A peine évoqué en effet, c'est tout juste si les candidats se sentent concernés. Il n'y avait qu'à voir hier soir à Paris qui a répondu présent à l'invitation de plusieurs ONG dont OXFAM et Transparency International... Cheminade, Hamon, Macron, Mélenchon et Poutou. Seuls 5 candidats sur 11 étaient, non pas présents mais représentés. Un an après le scandale des Panama Papers, il s'agissait dans le cadre de cette Présidentielle d'une table ronde et d'une audition des candidats sur l'évasion fiscale.

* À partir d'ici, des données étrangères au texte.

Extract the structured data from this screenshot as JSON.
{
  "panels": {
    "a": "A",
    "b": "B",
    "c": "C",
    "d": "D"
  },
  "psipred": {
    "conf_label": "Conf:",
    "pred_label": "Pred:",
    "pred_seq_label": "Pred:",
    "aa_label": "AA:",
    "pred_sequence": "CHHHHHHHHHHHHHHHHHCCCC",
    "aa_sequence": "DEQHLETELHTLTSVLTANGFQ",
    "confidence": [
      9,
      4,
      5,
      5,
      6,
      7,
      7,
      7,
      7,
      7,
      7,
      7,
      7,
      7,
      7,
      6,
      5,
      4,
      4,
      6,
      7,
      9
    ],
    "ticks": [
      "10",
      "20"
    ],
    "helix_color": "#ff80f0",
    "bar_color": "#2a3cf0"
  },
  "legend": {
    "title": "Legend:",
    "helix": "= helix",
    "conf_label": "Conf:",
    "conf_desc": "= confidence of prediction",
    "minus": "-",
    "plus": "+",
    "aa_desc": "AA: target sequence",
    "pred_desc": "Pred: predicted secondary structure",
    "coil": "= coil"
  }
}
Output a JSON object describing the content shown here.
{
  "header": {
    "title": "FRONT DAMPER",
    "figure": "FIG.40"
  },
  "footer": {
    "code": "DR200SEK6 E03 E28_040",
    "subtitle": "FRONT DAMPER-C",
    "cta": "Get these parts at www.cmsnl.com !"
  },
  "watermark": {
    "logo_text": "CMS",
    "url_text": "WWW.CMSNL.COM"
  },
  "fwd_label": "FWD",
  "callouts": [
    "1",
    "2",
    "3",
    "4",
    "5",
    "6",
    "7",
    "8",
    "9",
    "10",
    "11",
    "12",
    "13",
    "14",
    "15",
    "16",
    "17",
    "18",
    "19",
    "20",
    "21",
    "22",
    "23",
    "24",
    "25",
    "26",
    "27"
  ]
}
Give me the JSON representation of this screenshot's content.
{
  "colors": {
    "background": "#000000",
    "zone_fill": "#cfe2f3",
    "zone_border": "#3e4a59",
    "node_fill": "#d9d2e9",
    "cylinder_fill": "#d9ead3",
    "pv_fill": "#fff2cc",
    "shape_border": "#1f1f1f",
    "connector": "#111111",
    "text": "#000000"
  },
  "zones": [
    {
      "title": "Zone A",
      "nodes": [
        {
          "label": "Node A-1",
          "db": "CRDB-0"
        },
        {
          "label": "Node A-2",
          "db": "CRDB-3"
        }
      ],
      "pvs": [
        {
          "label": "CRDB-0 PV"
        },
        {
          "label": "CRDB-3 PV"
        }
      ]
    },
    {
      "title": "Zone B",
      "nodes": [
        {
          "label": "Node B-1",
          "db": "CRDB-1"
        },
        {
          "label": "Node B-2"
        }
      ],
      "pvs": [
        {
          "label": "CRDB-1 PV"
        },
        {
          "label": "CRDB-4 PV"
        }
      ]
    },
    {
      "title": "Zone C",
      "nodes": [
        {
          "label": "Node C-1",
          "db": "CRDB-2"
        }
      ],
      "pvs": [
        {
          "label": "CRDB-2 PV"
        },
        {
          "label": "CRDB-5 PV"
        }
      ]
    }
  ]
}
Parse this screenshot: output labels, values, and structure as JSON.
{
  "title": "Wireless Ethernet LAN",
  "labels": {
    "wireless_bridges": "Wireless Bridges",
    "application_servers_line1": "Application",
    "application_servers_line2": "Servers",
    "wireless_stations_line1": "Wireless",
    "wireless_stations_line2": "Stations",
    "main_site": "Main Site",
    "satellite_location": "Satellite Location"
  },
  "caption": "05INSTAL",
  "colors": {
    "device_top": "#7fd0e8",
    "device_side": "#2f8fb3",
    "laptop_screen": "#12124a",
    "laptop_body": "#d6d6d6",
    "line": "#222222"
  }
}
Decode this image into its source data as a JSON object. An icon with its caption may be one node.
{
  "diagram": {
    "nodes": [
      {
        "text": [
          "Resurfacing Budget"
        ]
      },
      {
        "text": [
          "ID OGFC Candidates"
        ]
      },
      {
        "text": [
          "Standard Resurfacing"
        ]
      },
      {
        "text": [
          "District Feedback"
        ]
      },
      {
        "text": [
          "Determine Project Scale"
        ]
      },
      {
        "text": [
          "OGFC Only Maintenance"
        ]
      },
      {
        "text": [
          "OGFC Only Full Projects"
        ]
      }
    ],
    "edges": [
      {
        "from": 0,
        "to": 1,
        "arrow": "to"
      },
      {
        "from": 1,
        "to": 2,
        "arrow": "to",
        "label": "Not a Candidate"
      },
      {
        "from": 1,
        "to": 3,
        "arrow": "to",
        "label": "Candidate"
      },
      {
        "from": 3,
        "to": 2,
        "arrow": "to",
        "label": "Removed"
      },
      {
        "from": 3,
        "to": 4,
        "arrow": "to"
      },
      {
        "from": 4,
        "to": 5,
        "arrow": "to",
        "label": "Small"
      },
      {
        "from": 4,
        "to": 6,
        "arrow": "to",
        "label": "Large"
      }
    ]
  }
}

Car c'est cela qui coûte à la France - et encore ça n'est qu'une estimation – entre 60 et 80 milliards d'euros par an. C'est bien la somme de toutes les recettes fiscales perdues chaque année. Répétons-le, chaque année, 20% de ce qui doit rentrer dans la caisse ne rentre pas. Cela correspond environ à 7% de la richesse produite en France. Les entreprises en seraient responsables pour les deux tiers. Le reste imputable aux particuliers. Un exemple d'entreprise citée par les ONG. La chaîne de café Starbucks : 95 millions d'euros de chiffre d'affaires en France en 2015. 0€ d'impôt sur les sociétés (grâce à un système de royalties versées à sa filiale aux Pays-Bas). Apple délocalise ses profits en Irlande pour payer moins de 2% d'impôts en France. Idem pour McDonald's, les banques Société Générale et BNP Paribas et d'autres fleurons français comme Sanofi, Engie et Total.

Il y a en réalité deux sujets : la fraude fiscale et l'évasion fiscale

Pour les candidats, faire des promesses sur l'évasion fiscale est compliqué, car le problème ne peut être réglé au seul niveau français. Exploiter les différences entre les systèmes fiscaux des Etats-membres de l'Union Européenne (je viens d'en donner deux exemples) est légal, ça s'appelle de l'optimisation fiscale.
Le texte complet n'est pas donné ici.